Last week, before three members of the government's Revolutionary Command Council, the Aboul Fath brothers were convicted of "aiming to destroy the government," "spreading propaganda abroad" hostile to the regime, and attempting to corrupt a government employee. Sentence: a padlock on Al Misri, ten years in prison for Mahmoud, tried in absentia, a suspended 15-year sentence for his brother, plus confiscation of more than $1,000,000 of the Aboul Fath property.

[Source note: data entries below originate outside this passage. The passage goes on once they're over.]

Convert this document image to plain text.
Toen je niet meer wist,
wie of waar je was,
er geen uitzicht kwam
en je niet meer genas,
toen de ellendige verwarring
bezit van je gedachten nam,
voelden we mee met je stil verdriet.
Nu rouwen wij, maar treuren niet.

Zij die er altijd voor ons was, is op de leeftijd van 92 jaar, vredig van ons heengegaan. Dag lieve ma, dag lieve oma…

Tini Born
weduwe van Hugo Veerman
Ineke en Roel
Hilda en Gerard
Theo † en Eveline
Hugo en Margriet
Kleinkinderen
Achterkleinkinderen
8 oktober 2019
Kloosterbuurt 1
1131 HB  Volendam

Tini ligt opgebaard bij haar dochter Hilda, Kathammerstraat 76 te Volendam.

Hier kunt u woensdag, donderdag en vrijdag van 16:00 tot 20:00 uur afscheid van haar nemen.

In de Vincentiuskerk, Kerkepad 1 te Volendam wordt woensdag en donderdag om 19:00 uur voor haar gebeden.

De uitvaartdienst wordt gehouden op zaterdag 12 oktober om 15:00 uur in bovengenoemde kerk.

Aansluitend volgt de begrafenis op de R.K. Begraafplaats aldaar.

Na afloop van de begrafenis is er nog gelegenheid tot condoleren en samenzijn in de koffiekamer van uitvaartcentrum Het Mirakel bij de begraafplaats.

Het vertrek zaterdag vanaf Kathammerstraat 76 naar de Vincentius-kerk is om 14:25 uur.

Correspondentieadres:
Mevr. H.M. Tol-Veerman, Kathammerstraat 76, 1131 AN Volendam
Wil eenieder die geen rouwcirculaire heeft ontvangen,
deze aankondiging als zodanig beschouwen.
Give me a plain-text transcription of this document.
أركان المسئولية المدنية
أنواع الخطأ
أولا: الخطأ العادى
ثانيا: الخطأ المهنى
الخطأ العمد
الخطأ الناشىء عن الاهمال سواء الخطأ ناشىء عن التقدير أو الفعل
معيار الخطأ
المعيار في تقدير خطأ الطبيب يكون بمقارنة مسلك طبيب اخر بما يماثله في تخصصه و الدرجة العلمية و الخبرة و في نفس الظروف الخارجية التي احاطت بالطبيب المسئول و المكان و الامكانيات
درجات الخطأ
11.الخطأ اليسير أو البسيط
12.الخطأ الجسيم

Al Misri's trouble began when Strongmen Mohammed Naguib and Gamal Abdel Nasser started their tug of war last March (TIME, March 8). The Aboul Paths and Nasser had long been friends, but the friendship shifted as rapidly as the Egyptian political winds changed. Al Misri demanded Nasser follow the Wafdist political line. When Nasser refused, the paper savagely attacked the brothers' old friend and his government. In court last week the government's prosecutor accused the Aboul Fath brothers of more than national disloyalty. Hussein was charged with intimidating public officials to get the government to buy machine guns he was selling at exorbitant prices. The Revolutionary Tribunal produced a witness who charged that Mahmoud tried to get a Swiss businessman, who had been blacklisted in Egypt, back into the government's good graces in return for a half interest in his business.
Mahmoud Aboul Fath protested that the conviction was "purely political" and an attempt to muzzle the free press. In Cairo, Western newsmen were a bit skeptical of the cry of "press freedom" in view of the Aboul Fath brothers' brand of journalism, their business dealings and political intrigue. But newsmen were also uneasy about the slim evidence the Nasser government had presented to back up its claim that the offenses were criminal and had nothing to do with politics or Al Misri's editorial policy.